Negative net income attributable to equity owners of the parent (-EUR 694m):

Losses in discontinued renewable activities (EUR 373m)

One-off impact of treatment-recycling agreement with EDF (-EUR 95m)

Provisions and assets impairment

Positive free operating cash flow despite lower activity level

Revenue: EUR 3.889bn (-12.4% LFL)

EBITDA: EUR 256m (-EUR 231m vs. H1 2013)

Free operating cash flow: EUR 98m (+EUR 256m vs. H1 2013)

Strengthened recovery actions in an unfavorable economic environment

2015 cost reduction objective secured and raised to EUR 1.2bn by 2016

Capital expenditure reduced over 2014-16

Revised financial outlook

The Supervisory Board of AREVA, meeting yesterday under the chairmanship of Pierre Blayau, examined the financial statements for the period ended June 30, 2014 submitted by the Executive Board. Chief Executive Officer Luc Oursel offered the following comments on the results:

“The group posted a net loss in the first half of the year. This is the consequence of losses recorded in renewables operations, additional project-related provisions, asset write-downs and a nuclear market environment that has still deteriorated.
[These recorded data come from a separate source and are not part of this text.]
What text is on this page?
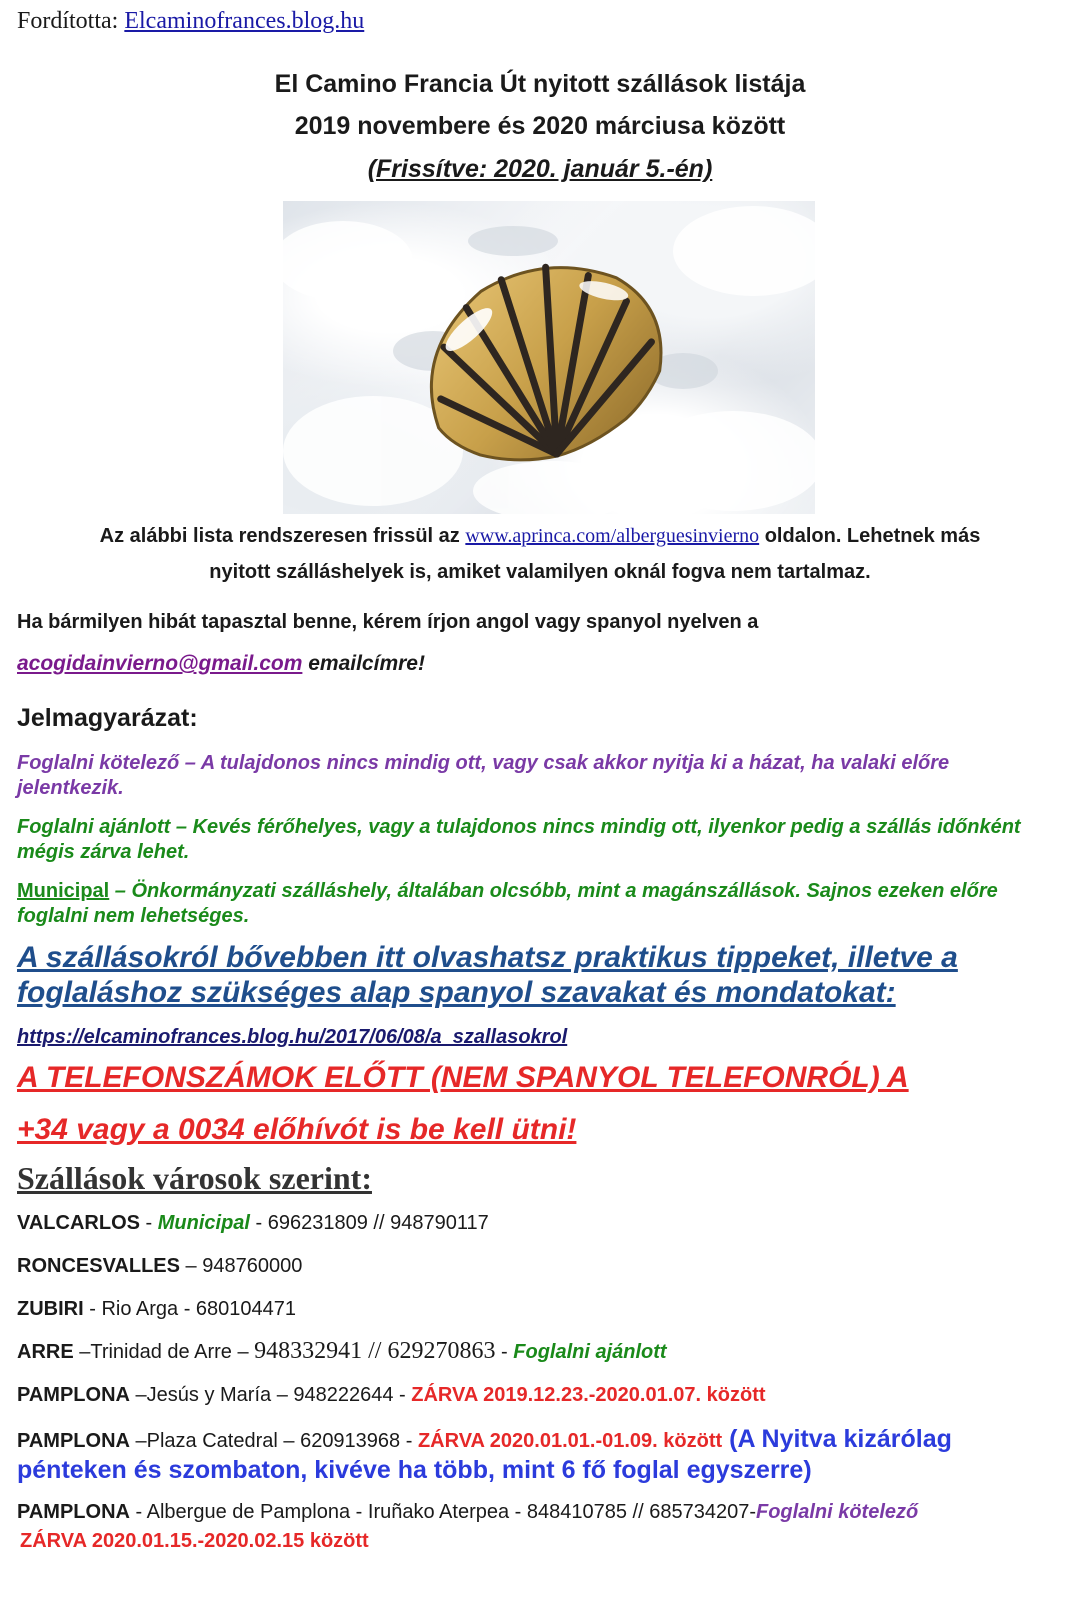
Fordította: Elcaminofrances.blog.hu
El Camino Francia Út nyitott szállások listája
2019 novembere és 2020 márciusa között
(Frissítve: 2020. január 5.-én)
Az alábbi lista rendszeresen frissül az www.aprinca.com/alberguesinvierno oldalon. Lehetnek más
nyitott szálláshelyek is, amiket valamilyen oknál fogva nem tartalmaz.
Ha bármilyen hibát tapasztal benne, kérem írjon angol vagy spanyol nyelven a
acogidainvierno@gmail.com emailcímre!
Jelmagyarázat:
Foglalni kötelező – A tulajdonos nincs mindig ott, vagy csak akkor nyitja ki a házat, ha valaki előre jelentkezik.
Foglalni ajánlott – Kevés férőhelyes, vagy a tulajdonos nincs mindig ott, ilyenkor pedig a szállás időnként mégis zárva lehet.
Municipal – Önkormányzati szálláshely, általában olcsóbb, mint a magánszállások. Sajnos ezeken előre foglalni nem lehetséges.
A szállásokról bővebben itt olvashatsz praktikus tippeket, illetve a foglaláshoz szükséges alap spanyol szavakat és mondatokat:
https://elcaminofrances.blog.hu/2017/06/08/a_szallasokrol
A TELEFONSZÁMOK ELŐTT (NEM SPANYOL TELEFONRÓL) A
+34 vagy a 0034 előhívót is be kell ütni!
Szállások városok szerint:
VALCARLOS - Municipal - 696231809 // 948790117
RONCESVALLES – 948760000
ZUBIRI - Rio Arga - 680104471
ARRE –Trinidad de Arre – 948332941 // 629270863 - Foglalni ajánlott
PAMPLONA –Jesús y María – 948222644 - ZÁRVA 2019.12.23.-2020.01.07. között
PAMPLONA –Plaza Catedral – 620913968 - ZÁRVA 2020.01.01.-01.09. között (A Nyitva kizárólag
pénteken és szombaton, kivéve ha több, mint 6 fő foglal egyszerre)
PAMPLONA - Albergue de Pamplona - Iruñako Aterpea - 848410785 // 685734207-Foglalni kötelező
ZÁRVA 2020.01.15.-2020.02.15 között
Our backlog has strengthened thanks to the signing of the agreement through 2020 with EDF for used fuel treatment and MOX fuel production. Though it has a short-term adverse impact on the group’s results, it provides these operations with long-term visibility and strengthens our strategic partnership with EDF.

Despite a decline in revenue that was greater than anticipated, the group achieved positive free operating cash flow, an increase compared with the first half of 2013. The success of our recovery actions partially offset the downturn in activity. These actions will be reinforced in the second half of the year to adapt to market conditions.

The group continues to restructure its operations in renewable energies by entering into partnerships in promising markets, such as offshore wind and energy storage, and by discontinuing loss-making operations, such as concentrated solar power.”